1, refers to the basic medical insurance, X, refers to serious illness insurance, public charity, social mutual aid, commercial health insurance, individual self-payment and other supplementary medical insurance to provide multi-level protection, to achieve the diagnosis and treatment of rare disease patients
.
The specific operation method proposed by Lei Dongzhu is to encourage policy-based commercial insurance and implement policies
such as insurance with illness and secondary reimbursement.
Realize individual self-payment capping, and the personal burden of rare disease patients is capped
at 80,000 yuan per year.
As an important part of the multi-level medical security system for rare diseases, commercial health insurance will have great prospects
in the future.
such as sickness insurance and secondary reimbursement.
In the absence of a unified national rare disease security system in the country, Ding Jie suggested that all provinces explore the drug security mechanism for rare diseases according to the situation of rare disease patients and medical insurance funding conditions in their provinces, pilot the provincial medical insurance coordination, and gradually promote the realization of national medical insurance coordination after the provincial medical insurance coordination experience is mature
.
.
With the continuous attention of the society, the continuous blessing of policies, and the continuous improvement of the system, it is believed that China's orphan drugs will usher in a rapid development in the future, and will also become a key area for
Chinese pharmaceutical companies to seek innovation and development.

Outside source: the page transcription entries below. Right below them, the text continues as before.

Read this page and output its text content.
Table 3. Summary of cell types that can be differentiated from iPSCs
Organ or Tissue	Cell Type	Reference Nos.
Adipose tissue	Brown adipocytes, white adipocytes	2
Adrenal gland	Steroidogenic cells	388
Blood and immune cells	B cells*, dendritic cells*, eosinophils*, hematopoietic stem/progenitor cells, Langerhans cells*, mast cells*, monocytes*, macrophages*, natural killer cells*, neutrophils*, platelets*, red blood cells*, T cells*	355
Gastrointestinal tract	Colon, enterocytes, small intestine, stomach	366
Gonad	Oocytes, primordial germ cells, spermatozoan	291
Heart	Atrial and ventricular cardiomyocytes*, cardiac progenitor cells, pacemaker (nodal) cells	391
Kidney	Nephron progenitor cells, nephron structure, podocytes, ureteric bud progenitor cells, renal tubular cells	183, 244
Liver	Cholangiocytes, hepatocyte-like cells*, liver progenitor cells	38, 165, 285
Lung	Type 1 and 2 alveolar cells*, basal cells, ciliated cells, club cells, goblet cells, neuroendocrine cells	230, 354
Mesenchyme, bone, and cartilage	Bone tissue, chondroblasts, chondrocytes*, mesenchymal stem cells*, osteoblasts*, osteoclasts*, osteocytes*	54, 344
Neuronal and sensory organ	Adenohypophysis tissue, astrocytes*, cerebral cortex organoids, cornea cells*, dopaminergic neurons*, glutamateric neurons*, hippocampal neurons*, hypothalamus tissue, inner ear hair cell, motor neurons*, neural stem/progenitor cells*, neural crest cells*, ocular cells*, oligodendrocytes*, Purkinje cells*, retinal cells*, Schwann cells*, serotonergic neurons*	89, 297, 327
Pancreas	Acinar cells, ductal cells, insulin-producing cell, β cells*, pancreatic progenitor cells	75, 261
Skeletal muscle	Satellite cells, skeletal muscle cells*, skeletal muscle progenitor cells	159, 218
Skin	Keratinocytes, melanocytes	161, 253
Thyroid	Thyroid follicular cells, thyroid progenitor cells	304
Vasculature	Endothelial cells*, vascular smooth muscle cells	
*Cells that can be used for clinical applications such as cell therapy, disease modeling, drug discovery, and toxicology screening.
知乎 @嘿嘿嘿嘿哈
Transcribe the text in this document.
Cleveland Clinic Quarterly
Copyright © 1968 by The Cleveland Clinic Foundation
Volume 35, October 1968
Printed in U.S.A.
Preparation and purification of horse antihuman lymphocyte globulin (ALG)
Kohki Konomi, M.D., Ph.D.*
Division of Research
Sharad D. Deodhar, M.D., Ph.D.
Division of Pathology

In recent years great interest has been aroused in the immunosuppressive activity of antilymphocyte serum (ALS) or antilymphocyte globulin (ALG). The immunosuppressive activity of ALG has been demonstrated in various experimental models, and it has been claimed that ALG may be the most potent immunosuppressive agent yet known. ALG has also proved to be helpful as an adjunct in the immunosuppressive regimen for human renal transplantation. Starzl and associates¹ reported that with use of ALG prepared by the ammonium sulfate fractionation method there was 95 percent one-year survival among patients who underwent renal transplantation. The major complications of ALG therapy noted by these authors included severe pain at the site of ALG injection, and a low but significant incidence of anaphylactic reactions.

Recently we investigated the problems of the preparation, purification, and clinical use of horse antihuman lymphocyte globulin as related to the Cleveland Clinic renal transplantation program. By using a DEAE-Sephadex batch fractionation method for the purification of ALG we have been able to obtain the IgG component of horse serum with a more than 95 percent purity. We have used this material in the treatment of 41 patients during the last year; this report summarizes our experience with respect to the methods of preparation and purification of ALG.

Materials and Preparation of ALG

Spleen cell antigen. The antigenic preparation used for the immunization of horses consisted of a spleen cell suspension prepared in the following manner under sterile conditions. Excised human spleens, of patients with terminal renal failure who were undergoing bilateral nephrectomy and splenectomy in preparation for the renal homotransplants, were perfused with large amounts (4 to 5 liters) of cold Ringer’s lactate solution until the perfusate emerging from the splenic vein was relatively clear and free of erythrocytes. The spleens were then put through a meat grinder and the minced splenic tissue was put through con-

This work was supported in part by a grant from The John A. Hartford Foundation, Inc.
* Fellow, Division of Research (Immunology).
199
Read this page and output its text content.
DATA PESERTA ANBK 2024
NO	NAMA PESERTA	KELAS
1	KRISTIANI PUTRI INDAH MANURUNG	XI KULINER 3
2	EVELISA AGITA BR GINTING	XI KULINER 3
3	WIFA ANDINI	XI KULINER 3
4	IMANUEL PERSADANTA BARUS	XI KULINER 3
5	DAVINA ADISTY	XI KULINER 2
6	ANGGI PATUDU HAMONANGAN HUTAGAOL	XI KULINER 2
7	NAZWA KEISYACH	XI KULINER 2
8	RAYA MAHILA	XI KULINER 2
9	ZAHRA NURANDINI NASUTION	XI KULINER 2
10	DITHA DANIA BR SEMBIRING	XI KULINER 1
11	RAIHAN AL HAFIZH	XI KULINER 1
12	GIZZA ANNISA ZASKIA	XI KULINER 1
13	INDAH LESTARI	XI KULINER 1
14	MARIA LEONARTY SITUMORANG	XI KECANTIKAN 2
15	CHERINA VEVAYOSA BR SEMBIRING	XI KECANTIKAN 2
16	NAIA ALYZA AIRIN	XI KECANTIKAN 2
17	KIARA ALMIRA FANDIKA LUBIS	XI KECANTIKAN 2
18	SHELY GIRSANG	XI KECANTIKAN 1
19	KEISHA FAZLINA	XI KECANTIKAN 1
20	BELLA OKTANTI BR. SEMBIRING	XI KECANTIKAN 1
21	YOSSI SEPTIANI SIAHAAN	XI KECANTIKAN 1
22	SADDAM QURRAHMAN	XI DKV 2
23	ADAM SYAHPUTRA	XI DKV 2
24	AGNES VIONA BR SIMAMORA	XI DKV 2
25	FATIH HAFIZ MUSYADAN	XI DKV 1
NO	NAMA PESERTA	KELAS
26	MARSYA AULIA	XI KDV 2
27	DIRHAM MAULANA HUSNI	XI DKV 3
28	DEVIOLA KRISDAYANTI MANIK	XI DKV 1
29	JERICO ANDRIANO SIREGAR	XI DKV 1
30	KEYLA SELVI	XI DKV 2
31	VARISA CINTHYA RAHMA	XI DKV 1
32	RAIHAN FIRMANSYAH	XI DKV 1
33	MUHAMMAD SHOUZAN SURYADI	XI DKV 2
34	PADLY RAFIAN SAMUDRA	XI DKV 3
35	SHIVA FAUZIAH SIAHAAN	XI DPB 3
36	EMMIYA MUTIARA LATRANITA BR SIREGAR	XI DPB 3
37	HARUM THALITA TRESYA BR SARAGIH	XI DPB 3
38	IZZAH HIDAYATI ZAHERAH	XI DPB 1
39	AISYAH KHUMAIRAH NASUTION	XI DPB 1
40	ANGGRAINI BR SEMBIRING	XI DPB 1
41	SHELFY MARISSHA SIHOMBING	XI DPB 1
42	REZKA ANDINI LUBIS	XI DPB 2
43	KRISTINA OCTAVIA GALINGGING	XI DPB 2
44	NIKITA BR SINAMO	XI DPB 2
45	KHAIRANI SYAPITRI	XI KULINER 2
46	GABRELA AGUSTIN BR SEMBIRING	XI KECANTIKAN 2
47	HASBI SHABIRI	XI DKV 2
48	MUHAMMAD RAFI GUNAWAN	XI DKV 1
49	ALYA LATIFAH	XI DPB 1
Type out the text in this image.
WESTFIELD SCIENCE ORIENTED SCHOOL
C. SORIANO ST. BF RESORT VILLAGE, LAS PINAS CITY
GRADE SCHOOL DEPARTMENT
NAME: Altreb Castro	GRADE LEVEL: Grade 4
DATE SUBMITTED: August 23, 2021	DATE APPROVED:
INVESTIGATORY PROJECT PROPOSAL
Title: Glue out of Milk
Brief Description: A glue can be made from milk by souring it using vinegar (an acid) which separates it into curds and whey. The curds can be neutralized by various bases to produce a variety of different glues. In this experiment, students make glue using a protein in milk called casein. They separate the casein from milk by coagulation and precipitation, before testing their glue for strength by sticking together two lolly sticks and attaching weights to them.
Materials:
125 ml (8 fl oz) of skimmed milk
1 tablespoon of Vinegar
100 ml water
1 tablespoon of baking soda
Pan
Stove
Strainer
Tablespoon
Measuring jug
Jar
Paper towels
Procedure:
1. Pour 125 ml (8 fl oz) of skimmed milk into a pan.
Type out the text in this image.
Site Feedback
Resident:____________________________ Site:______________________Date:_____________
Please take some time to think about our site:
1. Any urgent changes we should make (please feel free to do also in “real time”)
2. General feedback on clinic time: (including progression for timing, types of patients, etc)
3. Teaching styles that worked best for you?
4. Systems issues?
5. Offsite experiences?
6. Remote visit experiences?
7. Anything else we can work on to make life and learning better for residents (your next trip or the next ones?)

It is hoped that the recommendations of the two experts will be realized as soon as possible and the problem
of orphan drug payment will be completely resolved.
China's orphan drug research and development is in the ascendant, and in recent years, the state has successively introduced many policies and regulations to support the research and development of orphan drugs, from the central to the local level, are trying to explore ways to solve the payment of
high-value drugs.
With the continuous development and commercialization success of cell therapy, gene therapy and mRNA technology, we have more and better ways to do rare disease drug development
.
If gene therapy can be cured with one shot, patients do not need long-term medication, which can reduce the burden
on society and family.
China's orphan drug research and development must take the road of internationalization, first of all, choose the latest technical means to develop drugs for rare diseases or indications for which there are no therapeutic drugs in the world; In addition, patient-centered, the establishment of a rare disease drug research and development ecology is very important for orphan drug research and development, through the creation of ecology, we can better carry out investigator-initiated clinical trials, can also better carry out patient-centered clinical trials, improve the success rate of drug research and development, reduce the cost of drug research and development, and ultimately make effective drugs benefit rare disease patients
as soon as possible.
"The road is long and long, I will seek from top to bottom", China's orphan drug research and development is very difficult, need strong support from all walks of life, not to insist on it when there is hope, but to persist to have hope, let us work together to make our due contribution
to China's rare diseases and orphan drug cause.